Context: A Market That Has Re-Found Its Footing
London's Old Masters results don't exist in a vacuum. They follow a New York spring season in May that was, by most measures, the strongest in several years. Christie's sales led the week, realizing more than $1.1 billion across two back-to-back opening night sales, anchored by a single-owner collection from the estate of Condé Nast publisher S.I. Newhouse. The Newhouse sale's lead lot — Jackson Pollock's Number 7A, 1948 — sold for a hammer price of $157 million, bringing in $181.2 million with fees and resetting the artist's auction record. The Brancusi Danaïde from the same collection fetched $107.6 million, making the Romanian modernist only the second sculptor to cross $100 million at auction.
The broader macro picture supports cautious optimism. The Art Basel and UBS Global Art Market Report 2026 records global art sales increasing 4 percent year-on-year to an estimated $59.6 billion in 2025, reversing two years of declining values. Auction sales specifically increased by 9 percent to $20.7 billion. And heading into 2026, 43 percent of dealers expected sales to improve — up 10 percent year-on-year — while nearly half of mid-tier auction houses expected sales to improve, up 33 percent year-on-year.
That said, the recovery remains structurally uneven. Buyers are deliberate when it comes to quality, provenance, and art-historical significance. Sellers still appear cautious, relying more on auction guarantees and private sales than in previous years. The Newhouse sale, for instance, was 100 percent sold — but also entirely backed by third-party guarantees. The floor never really tested the market; it insured it.

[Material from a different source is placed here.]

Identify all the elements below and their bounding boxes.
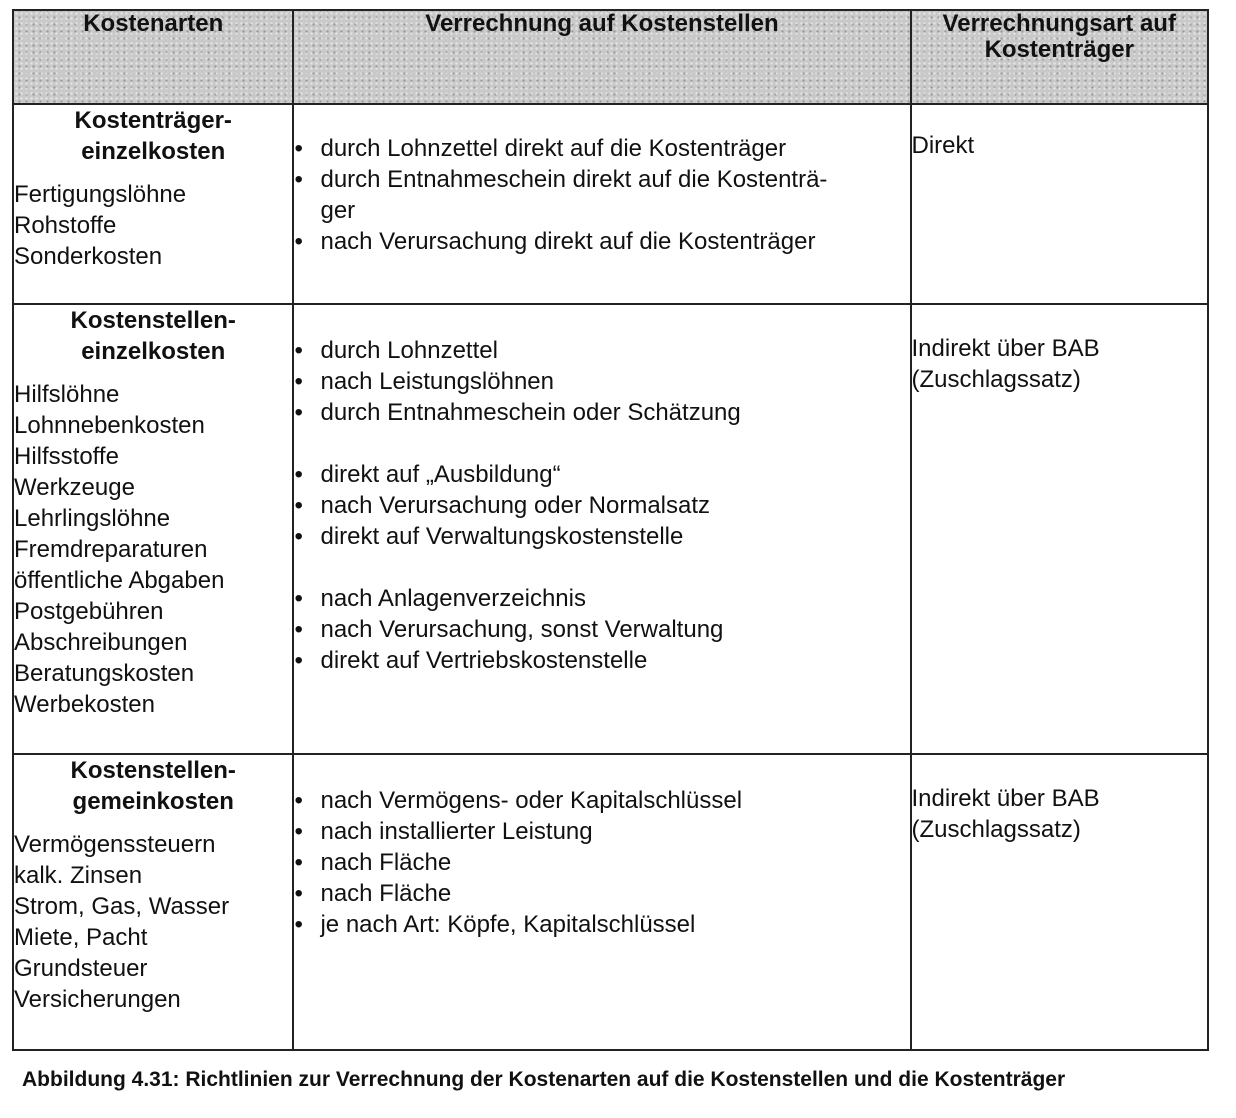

What Collectors Should Do With This Information
Three actionable conclusions emerge from London's July sales:
- Provenance is the primary price driver. The Hamilton Laocoön's extraordinary chain of ownership — from Watson Taylor to Beckford to the Dukes of Buckingham and Hamilton — was not decorative detail. It was the price. Works with thin or uncertain ownership histories will continue to underperform, regardless of quality. Before acquiring any significant Old Master, map the provenance with the same rigor you would apply to a due diligence review.
- Aesthetics now precede scholarship for new buyers. The collectors entering this category from contemporary and tech backgrounds are not primarily motivated by connoisseurship in the traditional sense. They respond to visual impact, narrative, and object-specificity. Works that combine those qualities with solid scholarship will command premiums. Works that offer scholarship alone will not clear.
- The unsold rate matters as much as the records. Sotheby's 23 percent buy-in rate alongside its record-breaking results is not a contradiction — it is the most honest picture of the market. The category is bifurcating between works that collectors will chase at any price and works that nobody wants at any estimate. A collector sitting on Old Masters that lack a clear narrative and strong condition should not assume the rising tide lifts all boats. It does not.
The Old Masters category has spent most of the past decade being described as unfashionable, institutional, and difficult to resell. London's July 2026 sales don't change all of that — but they do confirm that the very best material, offered with exceptional provenance and visual authority, finds buyers across collector profiles and geographies. The category's ceiling has not fallen. Its floor has just become more demanding.